Prose by Abraham Nussbaum
Welcome to Carolina, and thank you for the opportunity to speak with you about the anatomy lab you will begin next Tuesday. Before enrolling, you all knew that anatomy is both the foundation of medical practice and a formative experience in the life of a physician. But why begin with anatomy, and why study anatomy by dissecting a human body?

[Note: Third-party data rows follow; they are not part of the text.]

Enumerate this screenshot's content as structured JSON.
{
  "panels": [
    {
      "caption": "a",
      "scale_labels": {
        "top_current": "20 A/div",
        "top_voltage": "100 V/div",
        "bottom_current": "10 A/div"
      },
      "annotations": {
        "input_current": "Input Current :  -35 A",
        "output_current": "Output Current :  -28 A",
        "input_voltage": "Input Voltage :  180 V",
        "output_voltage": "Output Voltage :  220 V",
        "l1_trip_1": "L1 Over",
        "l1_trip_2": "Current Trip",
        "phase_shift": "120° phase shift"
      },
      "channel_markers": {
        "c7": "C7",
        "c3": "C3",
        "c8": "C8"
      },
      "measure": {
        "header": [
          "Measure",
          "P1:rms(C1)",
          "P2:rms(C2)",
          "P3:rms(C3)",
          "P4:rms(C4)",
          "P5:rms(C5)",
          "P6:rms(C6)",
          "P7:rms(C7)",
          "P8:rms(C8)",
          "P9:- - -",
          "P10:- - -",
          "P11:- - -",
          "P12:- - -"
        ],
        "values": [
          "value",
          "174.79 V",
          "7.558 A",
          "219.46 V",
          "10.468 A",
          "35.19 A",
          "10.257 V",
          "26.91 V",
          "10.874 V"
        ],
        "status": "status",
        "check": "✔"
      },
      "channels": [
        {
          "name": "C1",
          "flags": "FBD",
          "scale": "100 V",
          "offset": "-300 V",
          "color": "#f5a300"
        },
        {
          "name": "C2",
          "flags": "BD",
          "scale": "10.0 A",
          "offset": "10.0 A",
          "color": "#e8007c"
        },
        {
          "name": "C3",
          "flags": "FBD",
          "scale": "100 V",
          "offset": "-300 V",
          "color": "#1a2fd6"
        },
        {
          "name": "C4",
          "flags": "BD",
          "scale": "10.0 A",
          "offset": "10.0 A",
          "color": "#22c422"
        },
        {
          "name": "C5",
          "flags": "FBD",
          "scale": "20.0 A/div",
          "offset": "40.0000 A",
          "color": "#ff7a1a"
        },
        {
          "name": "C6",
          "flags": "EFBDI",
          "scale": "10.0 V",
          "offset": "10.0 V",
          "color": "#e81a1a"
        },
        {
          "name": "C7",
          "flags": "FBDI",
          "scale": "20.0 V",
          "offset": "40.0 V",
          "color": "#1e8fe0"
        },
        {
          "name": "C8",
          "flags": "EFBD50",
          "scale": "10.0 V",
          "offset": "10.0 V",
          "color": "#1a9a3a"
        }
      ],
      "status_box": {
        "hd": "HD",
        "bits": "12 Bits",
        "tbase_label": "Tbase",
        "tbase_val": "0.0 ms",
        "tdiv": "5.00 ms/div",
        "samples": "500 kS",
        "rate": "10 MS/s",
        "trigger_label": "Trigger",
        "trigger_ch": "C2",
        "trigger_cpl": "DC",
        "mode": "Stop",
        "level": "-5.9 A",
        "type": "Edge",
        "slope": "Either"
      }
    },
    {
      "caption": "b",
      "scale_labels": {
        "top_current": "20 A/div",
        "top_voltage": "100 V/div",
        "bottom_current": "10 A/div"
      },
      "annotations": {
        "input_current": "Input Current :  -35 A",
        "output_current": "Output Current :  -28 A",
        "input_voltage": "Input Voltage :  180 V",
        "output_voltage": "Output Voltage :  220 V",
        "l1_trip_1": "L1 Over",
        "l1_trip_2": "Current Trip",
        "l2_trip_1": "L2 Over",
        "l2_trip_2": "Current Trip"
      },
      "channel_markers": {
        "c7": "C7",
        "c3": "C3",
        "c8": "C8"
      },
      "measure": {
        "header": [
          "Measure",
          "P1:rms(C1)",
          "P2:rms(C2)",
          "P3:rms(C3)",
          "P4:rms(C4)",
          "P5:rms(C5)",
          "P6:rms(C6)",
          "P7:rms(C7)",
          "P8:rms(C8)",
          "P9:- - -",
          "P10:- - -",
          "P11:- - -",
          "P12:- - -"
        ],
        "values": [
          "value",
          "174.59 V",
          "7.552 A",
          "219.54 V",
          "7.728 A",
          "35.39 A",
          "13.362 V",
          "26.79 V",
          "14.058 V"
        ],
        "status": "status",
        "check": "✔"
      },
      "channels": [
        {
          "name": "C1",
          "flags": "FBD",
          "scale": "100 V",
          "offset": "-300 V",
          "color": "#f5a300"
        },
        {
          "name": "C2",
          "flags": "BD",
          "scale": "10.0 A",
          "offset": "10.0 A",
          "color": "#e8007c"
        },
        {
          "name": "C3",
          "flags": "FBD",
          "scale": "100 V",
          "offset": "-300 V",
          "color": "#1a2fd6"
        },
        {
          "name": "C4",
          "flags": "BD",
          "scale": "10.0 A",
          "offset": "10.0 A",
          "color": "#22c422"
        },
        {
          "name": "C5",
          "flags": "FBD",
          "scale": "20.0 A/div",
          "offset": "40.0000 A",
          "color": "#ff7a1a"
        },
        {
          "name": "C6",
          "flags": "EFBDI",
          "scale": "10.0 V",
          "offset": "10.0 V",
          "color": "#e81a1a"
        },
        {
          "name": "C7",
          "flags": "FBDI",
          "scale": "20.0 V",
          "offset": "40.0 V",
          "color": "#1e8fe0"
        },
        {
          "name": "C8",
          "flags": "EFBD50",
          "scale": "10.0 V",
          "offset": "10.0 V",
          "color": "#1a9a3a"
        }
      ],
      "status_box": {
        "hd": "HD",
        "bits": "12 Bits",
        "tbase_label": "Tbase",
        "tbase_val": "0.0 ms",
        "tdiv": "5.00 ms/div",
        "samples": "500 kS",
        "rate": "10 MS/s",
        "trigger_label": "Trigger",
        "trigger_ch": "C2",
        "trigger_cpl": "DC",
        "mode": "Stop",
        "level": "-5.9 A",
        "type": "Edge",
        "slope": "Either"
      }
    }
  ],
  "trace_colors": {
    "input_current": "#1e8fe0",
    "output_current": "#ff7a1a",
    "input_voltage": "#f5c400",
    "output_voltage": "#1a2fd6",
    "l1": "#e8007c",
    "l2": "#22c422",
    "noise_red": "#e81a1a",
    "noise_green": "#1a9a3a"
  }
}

My sister Elisabeth trained as a nurse, and in her first week of school, she learned to make a hospital bed. We do not begin our own training with that humble but eminently practical skill. Perhaps we ought to. Instead, we take science courses, studying basic science before learning medical science—it is years before we are responsible for so much as bed.
Science courses are taught through generalized accounts. So in histology, you will use atlases, microscopes and computer images to study cells and tissues. Similar resources are available to study anatomy, and I encourage you to avail yourself of these materials, but you will primarily learn anatomy by studying a particular body rather than a generalized account. Why?
You will ask this question often, because of the twelve courses you will take this year, none will require the same commitment as anatomy. What you have heard is true; anatomy will keep you up late at night. But you can certainly master the material, just as you will in other courses. The other courses resemble your undergraduate courses; only anatomy will form you as a physician, someone who is intimate with the bodies of strangers. You will never know another body as well as the embalmed human body that will serve as your text in anatomy lab, but knowing this body will inaugurate you into a lifetime of caring for the bodies of strangers.
This is a remarkable gift, an exquisite text from which to learn. Women and men gave you this gift, in the hope that you will learn well from their flesh so that you can care well for the living. You are responsible to these women and men, who gave you all that remained at their life’s end. Be grateful to them, for they gave you a gift that historically most physicians have not had. Aristotle dissected monkeys, not humans. The Greek anatomist Galen likewise dissected animals rather than humans, and it was not until the fourteen century that physicians regularly conducted dissections. Only in the late eighteen century was anatomy fully incorporated into medical practice. And even then, cadavers were often obtained from unwilling donors. As recently as the 1890’s, half of the cadavers used at Johns Hopkins were obtained illegally, and through the 1920’s, some of the cadavers studied by Tennessee medical students were obtained by grave robbing.
What this curious history should teach you is that dissecting a human body violates an ancient taboo, the sensible prohibition that we ought not disturb the flesh of the dead. Taboos are like the skin of a culture, an outer surface that protects and orders it vital innards. When you violate a taboo knowingly, willfully, consciously, you ought to do so only when absolutely necessary.
Dissecting a body is necessary. The historian Michel Foucault describes the “great break in the history of Western medicine” as the precise moment two hundred years ago when clinical experience was united to an anatomical gaze, an intimate sense of how bodies are ordered and disordered beneath their skins. Foucault quotes Marie-Francois-Xavier Bichat, a physician reared in a previous form of medicine, a medicine not united to anatomy, who wrote in 1801 that“for twenty years, from morning to night, you have taken notes at patients’ bedsides on affections of the heart, the lungs, and the gastric viscera, and all is confusion for you in the symptoms which, refusing to yield up their meaning, offer you a succession of incoherent phenomena. Open up a few corpses: you will dissipate at once the darkness that observation alone could not dissipate.”
Two hundred years later, dissecting a body is necessary, because it will transform the way you see the world, give you the gaze of a physician. I knew this last fall when I met a patient who could not move his deltoid muscle, and I could suspect the axillary nerve as the damaged nerve. I knew this last fall when I was watching a movie and as a beautiful actress walked across the screen I thought to myself that she had the most remarkable clavicle. In ways small and large, the practice of dissecting a body to know its muscles, organs, vessels and nerves, will form you as a physician. Like the lyrics to a banal pop song, you will literally hold someone’s heart in your hands. So. Open up a few corpses, scalpel away flesh and taboos, but be amazed, be grateful, and bear out the gift in your life as a physician.